L’attrazione per il dolce è spiegata da diversi aspetti:
1- tale gusto viene associato ad alimenti con elevato potere energetico e nutritivo;
2- gli zuccheri forniscono energia rapidamente metabolizzabile e utilizzabile, ed il nostro cervello ne è ghiotto;
3- lo zucchero distrae il cervello dai problemi quotidiani, appagandolo istantaneamente anche se per poco tempo;
4- il gusto dolce richiama stati emozionali legati a qualcosa di buono, gratificante e rassicurante, appagante, anche ai ricordi d’infanzia, tanto è, che molto spesso, dietro la voglia di dolce si nasconde un vero e proprio Craving (desiderio), una vera e propria dipendenza da zuccheri;
5-molto spesso i cibi vengono preferiti proprio in base all’effetto che producono sull’umore.
La serotonina è il neurotrasmettitore che regola il ritmo del sonno, la sazietà, la sensazione di serenità. La serotonina, viene prodotta dal cervello quando mangiamo alimenti che contengono carboidrati, quindi zuccheri.
Per questo la carenza di serotonina ci rende irrequieti, instabili e ci stimola ad “andare a caccia” di alimenti ricchi di zuccheri! Ma non dimentichiamo che l’assunzione di zuccheri semplici e raffinati ad alto indice glicemico (biscotti, dolci confezionati, pane bianco, tramezzini, pasticcini) infiamma l’organismo e ciò attiva un enzima, l’indoleamina che degrada il triptofano (precursore della serotonina) riducendo la disponibilità di serotonina e, quindi, la sua azione sul cervello sarà minore.
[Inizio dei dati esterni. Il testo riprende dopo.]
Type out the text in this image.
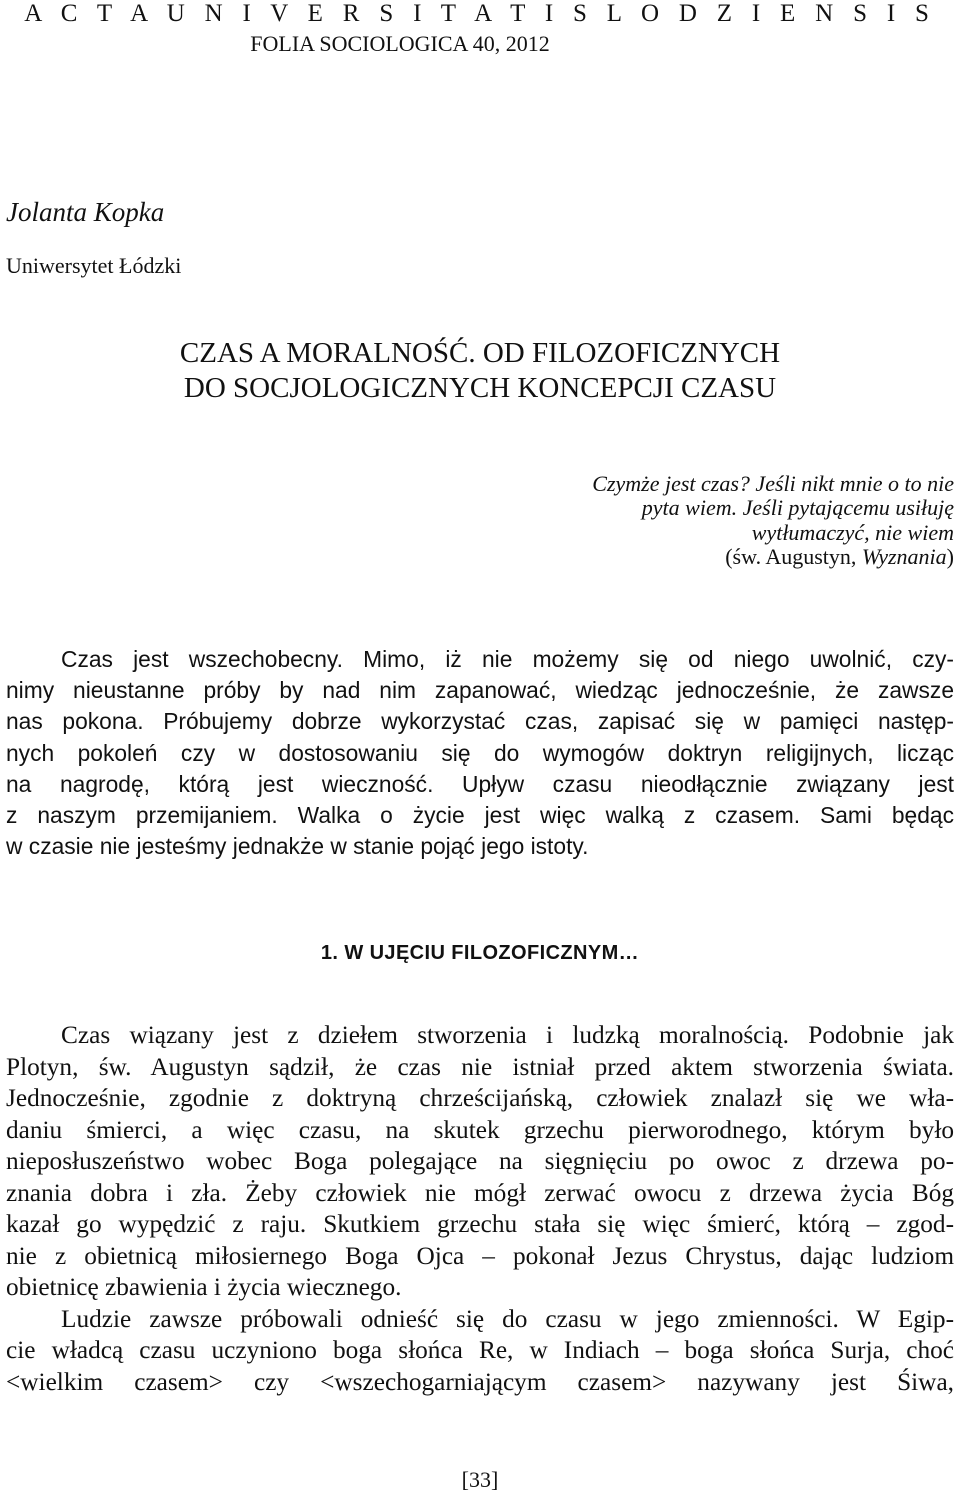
A C T A U N I V E R S I T A T I S L O D Z I E N S I S
FOLIA SOCIOLOGICA 40, 2012
Jolanta Kopka
Uniwersytet Łódzki
CZAS A MORALNOŚĆ. OD FILOZOFICZNYCH
DO SOCJOLOGICZNYCH KONCEPCJI CZASU
Czymże jest czas? Jeśli nikt mnie o to nie
pyta wiem. Jeśli pytającemu usiłuję
wytłumaczyć, nie wiem
(św. Augustyn, Wyznania)
Czas jest wszechobecny. Mimo, iż nie możemy się od niego uwolnić, czy-
nimy nieustanne próby by nad nim zapanować, wiedząc jednocześnie, że zawsze
nas pokona. Próbujemy dobrze wykorzystać czas, zapisać się w pamięci następ-
nych pokoleń czy w dostosowaniu się do wymogów doktryn religijnych, licząc
na nagrodę, którą jest wieczność. Upływ czasu nieodłącznie związany jest
z naszym przemijaniem. Walka o życie jest więc walką z czasem. Sami będąc
w czasie nie jesteśmy jednakże w stanie pojąć jego istoty.
1. W UJĘCIU FILOZOFICZNYM…
Czas wiązany jest z dziełem stworzenia i ludzką moralnością. Podobnie jak
Plotyn, św. Augustyn sądził, że czas nie istniał przed aktem stworzenia świata.
Jednocześnie, zgodnie z doktryną chrześcijańską, człowiek znalazł się we wła-
daniu śmierci, a więc czasu, na skutek grzechu pierworodnego, którym było
nieposłuszeństwo wobec Boga polegające na sięgnięciu po owoc z drzewa po-
znania dobra i zła. Żeby człowiek nie mógł zerwać owocu z drzewa życia Bóg
kazał go wypędzić z raju. Skutkiem grzechu stała się więc śmierć, którą – zgod-
nie z obietnicą miłosiernego Boga Ojca – pokonał Jezus Chrystus, dając ludziom
obietnicę zbawienia i życia wiecznego.
Ludzie zawsze próbowali odnieść się do czasu w jego zmienności. W Egip-
cie władcą czasu uczyniono boga słońca Re, w Indiach – boga słońca Surja, choć
<wielkim czasem> czy <wszechogarniającym czasem> nazywany jest Śiwa,
[33]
L’effetto finale è dunque un circolo vizioso che spinge alla ricerca continua di zuccheri ma produce depressione, obesità e ulteriore infiammazione.
La dopamina è invece il neurotrasmettitore che stimola la ricerca della gratificazione, in ogni sua forma, per questo è coinvolto in tutti i fenomeni di “dipendenza”. Una sua carenza si verifica spesso nei momenti di stress e ci fa sentire stanchi e demotivati inducendo la ricerca di quelle sostanze che ne attivano il rilascio. I cibi ricchi di grassi, zuccheri e proteine, sono i più ricercati perché contengono fenilalanina e tirosina, due aminoacidi che l’organismo utilizza per produrre dopamina.
Per questo la sua carenza ci porta a consumare il classico junk food, cibo ricco di grassi, carboidrati raffinati, esaltatori del gusto.
Un pasto ben bilanciato, composto da cereali integrali, verdure e proteine sane dovrebbe di per sé già lasciare soddisfatti, ma se ancora abbiamo la sensazione che “manchi qualcosa”, un quadrato di buon cioccolato fondente (almeno con l’80% di cacao) o qualche noce o mandorla ci faranno chiudere soddisfatti il nostro pasto e senza sensi di colpa.